BLOOMINGTON, Ind. -- Using two of the planet's largest, creative online communities -- World of Warcraft gamers and Etsy artists -- as their laboratory, two Indiana University Bloomington researchers hope to understand how the inner workings of such massive, networked collaborations could benefit scientists, corporations and the very IT designers who facilitated the success of the two online communities.

"Massive communities of creativity like those represented by World of Warcraft (WoW) and Etsy have a structurally different model from the small teams of professionals working in the environments that major professional creative applications from Adobe, Autodesk and Microsoft were designed for," said IU Bloomington School of Informatics and Computing Assistant Professor Jeffrey Bardzell.

Bardzell and co-investigator Shaowen Bardzell, also an assistant professor at the school, have received a $686,000 grant from the National Science Foundation's Division of Information and Intelligent Systems to investigate and construct a history of the two large-scale collaborations and to then try and model how the two online communities successfully created and distributed productivity on a scale involving millions of users.

"Such a model could lead to the design of software tools to support massive creative collaborations in the sciences, as well as help to clarify the organizational and communications environments needed to support them," Shaowen Bardzell added.

With respect to WoW, a massive online player game with more than 11 million users, the researchers will study a sampling of a creative product called machinima, which are user-created videos that number upwards of a half-million on sites like YouTube, Warcraftmovies.com and machinima.com. Even though any given machinima video may have been made by a small number of people, the researchers will use critical and systematic analysis of major WoW videos to tease out the history of machinima and place that next to their inquiry into the nature of massively amateur creativity.

"When we talk about population-level creativity, we don't mean in a single video per se, but rather in the visual language out of which the video is made," Jeffrey Bardzell said. "By analogy, a thriller in theatres today may have influences of Hitchcock and Polanski in it, because these two directors have helped construct today's cinematic language of the thriller. But we obviously don't say that the film was directed by Hitchcock and Polanski."

One WoW machinima on YouTube of a funeral created for an actual WoW gamer who passed away has received 4.5 million views, and another called Craft of War: BLIND, viewable here, has had 4 million views and received more than 17,000 viewer comments on various WoW-related sites.

The second massive creative network to be studied, Etsy, unlike WoW is dominated by women and has hundreds of thousands of individual vendors spread over 150 countries. Each month it accounts for almost one million product sales valued at around $15 million.

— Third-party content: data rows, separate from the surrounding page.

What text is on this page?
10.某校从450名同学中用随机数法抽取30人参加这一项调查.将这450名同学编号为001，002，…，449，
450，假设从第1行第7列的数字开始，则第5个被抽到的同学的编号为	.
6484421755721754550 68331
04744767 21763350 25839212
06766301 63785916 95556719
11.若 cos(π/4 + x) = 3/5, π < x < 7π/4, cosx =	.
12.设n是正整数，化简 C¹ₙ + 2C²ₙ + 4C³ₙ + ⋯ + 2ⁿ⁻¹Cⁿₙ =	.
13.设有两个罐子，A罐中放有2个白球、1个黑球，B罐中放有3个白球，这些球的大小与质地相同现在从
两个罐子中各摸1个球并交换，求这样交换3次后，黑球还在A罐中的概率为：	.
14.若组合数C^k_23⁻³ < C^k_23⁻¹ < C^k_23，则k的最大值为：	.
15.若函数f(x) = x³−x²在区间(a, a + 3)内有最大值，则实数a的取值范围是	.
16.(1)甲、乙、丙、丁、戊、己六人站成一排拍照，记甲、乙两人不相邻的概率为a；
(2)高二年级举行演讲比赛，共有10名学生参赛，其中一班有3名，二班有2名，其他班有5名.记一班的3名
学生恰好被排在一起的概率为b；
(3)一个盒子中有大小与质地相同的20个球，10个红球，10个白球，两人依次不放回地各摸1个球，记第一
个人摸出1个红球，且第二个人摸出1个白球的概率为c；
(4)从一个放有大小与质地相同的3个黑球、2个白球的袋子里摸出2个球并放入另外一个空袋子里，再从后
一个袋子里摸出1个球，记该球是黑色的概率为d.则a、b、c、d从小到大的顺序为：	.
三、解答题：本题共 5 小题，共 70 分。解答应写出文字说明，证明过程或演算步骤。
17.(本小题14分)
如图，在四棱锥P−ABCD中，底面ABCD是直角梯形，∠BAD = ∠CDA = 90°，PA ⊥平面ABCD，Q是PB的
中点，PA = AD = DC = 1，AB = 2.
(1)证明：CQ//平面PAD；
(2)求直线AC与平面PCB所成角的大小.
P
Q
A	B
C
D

"Etsy's modes of production, folk theories of creativity and what is 'quality,' and social understandings may be gendered in a way that differs from that of the male-dominated WoW machinima community," Shaowen Bardzell noted. "The goal here is to not only understand network-based participatory creativity, but specifically to consider it from the perspective of a female mode of creative knowledge production."

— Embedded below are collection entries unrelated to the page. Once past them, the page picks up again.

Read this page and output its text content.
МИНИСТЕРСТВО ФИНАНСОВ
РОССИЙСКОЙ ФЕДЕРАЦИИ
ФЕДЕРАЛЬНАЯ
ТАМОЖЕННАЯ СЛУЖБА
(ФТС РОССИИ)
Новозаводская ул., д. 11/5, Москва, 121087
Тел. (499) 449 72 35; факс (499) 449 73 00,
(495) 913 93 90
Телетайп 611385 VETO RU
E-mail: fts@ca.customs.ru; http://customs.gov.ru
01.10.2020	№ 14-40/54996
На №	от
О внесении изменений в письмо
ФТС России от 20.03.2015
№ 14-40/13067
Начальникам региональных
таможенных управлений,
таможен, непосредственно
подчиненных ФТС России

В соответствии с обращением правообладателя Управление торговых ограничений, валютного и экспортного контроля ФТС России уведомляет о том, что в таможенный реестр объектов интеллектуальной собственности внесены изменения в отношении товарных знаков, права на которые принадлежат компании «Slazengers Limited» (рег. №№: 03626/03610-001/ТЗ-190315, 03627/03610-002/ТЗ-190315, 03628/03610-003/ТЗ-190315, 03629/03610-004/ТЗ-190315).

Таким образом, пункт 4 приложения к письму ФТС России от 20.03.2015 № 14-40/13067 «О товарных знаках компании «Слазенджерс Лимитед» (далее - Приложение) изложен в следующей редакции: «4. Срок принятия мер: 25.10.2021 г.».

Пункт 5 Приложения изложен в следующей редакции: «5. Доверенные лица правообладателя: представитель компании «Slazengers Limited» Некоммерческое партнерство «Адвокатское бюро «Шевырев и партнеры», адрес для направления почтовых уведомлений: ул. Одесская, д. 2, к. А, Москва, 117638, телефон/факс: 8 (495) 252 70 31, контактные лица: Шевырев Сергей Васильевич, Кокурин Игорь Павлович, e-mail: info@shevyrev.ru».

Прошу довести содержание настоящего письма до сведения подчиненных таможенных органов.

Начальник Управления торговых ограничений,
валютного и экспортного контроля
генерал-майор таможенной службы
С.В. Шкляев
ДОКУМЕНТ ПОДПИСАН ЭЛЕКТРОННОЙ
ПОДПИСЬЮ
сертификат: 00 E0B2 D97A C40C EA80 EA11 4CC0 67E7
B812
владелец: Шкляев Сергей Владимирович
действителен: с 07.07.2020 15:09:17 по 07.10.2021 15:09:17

Examples of how Etsy's members use the site to explain creative processes and educate shoppers about products can be viewed here and here.

Hoping to bring clarity to the relationships between the creative practices of small professional teams and those of massive collaborations like WoW and Etsy, the Bardzells, who are married, see new opportunities arising for the design of creativity-support software and for an extension of successful, emergent network-based creative practices into the areas of professional innovations and scientific collaboration.

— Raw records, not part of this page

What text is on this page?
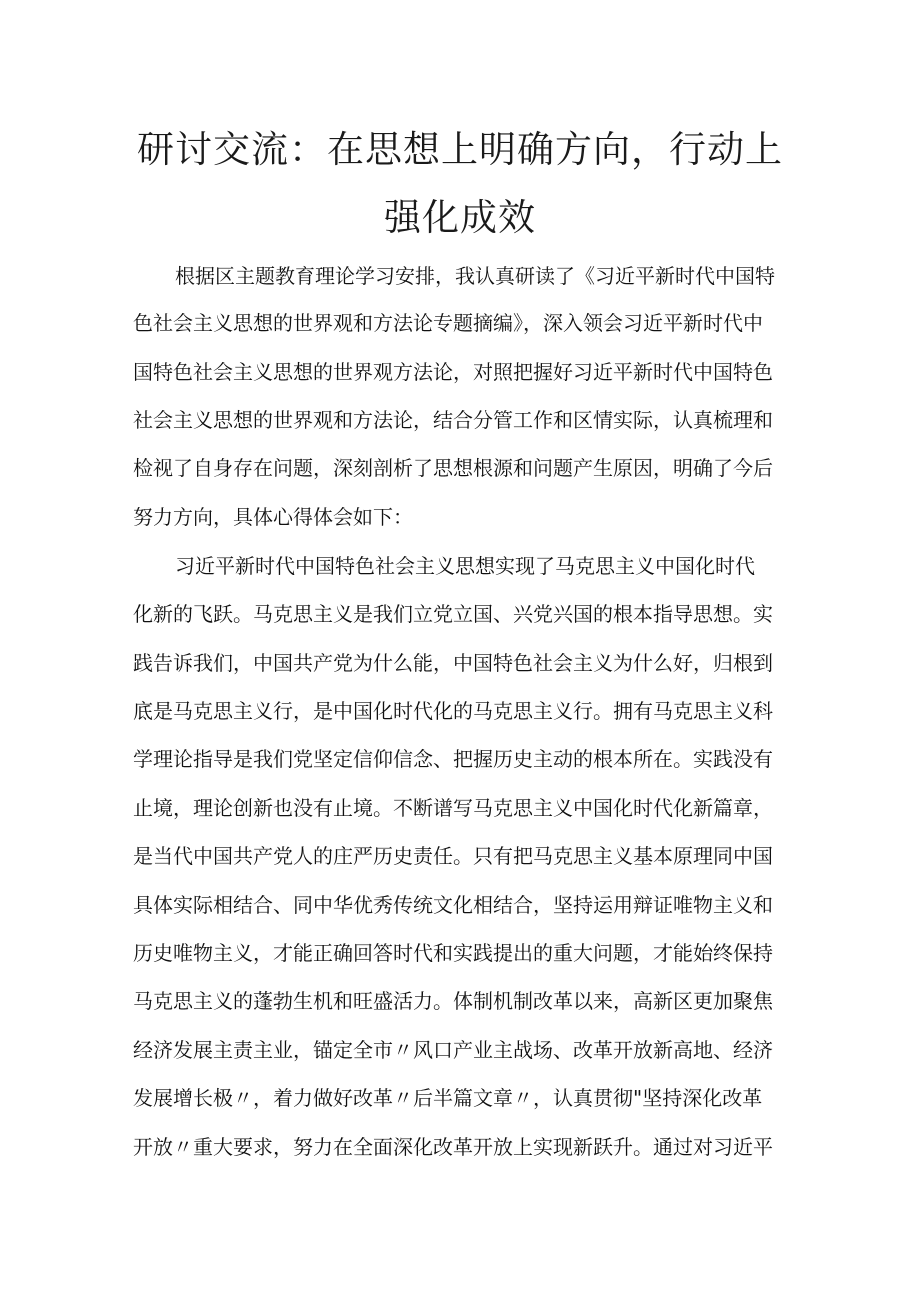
研讨交流：在思想上明确方向，行动上
强化成效
根据区主题教育理论学习安排，我认真研读了《习近平新时代中国特
色社会主义思想的世界观和方法论专题摘编》，深入领会习近平新时代中
国特色社会主义思想的世界观方法论，对照把握好习近平新时代中国特色
社会主义思想的世界观和方法论，结合分管工作和区情实际，认真梳理和
检视了自身存在问题，深刻剖析了思想根源和问题产生原因，明确了今后
努力方向，具体心得体会如下：
习近平新时代中国特色社会主义思想实现了马克思主义中国化时代
化新的飞跃。马克思主义是我们立党立国、兴党兴国的根本指导思想。实
践告诉我们，中国共产党为什么能，中国特色社会主义为什么好，归根到
底是马克思主义行，是中国化时代化的马克思主义行。拥有马克思主义科
学理论指导是我们党坚定信仰信念、把握历史主动的根本所在。实践没有
止境，理论创新也没有止境。不断谱写马克思主义中国化时代化新篇章，
是当代中国共产党人的庄严历史责任。只有把马克思主义基本原理同中国
具体实际相结合、同中华优秀传统文化相结合，坚持运用辩证唯物主义和
历史唯物主义，才能正确回答时代和实践提出的重大问题，才能始终保持
马克思主义的蓬勃生机和旺盛活力。体制机制改革以来，高新区更加聚焦
经济发展主责主业，锚定全市〃风口产业主战场、改革开放新高地、经济
发展增长极〃，着力做好改革〃后半篇文章〃，认真贯彻"坚持深化改革
开放〃重大要求，努力在全面深化改革开放上实现新跃升。通过对习近平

"Our community, the human-computer interaction community, needs to develop an understanding of these new appropriations of creative software," Jeffrey Bardzell said. "And the science education community also has a stake in this work as most of these networks have home-grown and successful models of teaching and learning as one of their core social activities. In other words, these communities not only innovate in aesthetics, but also in pedagogy."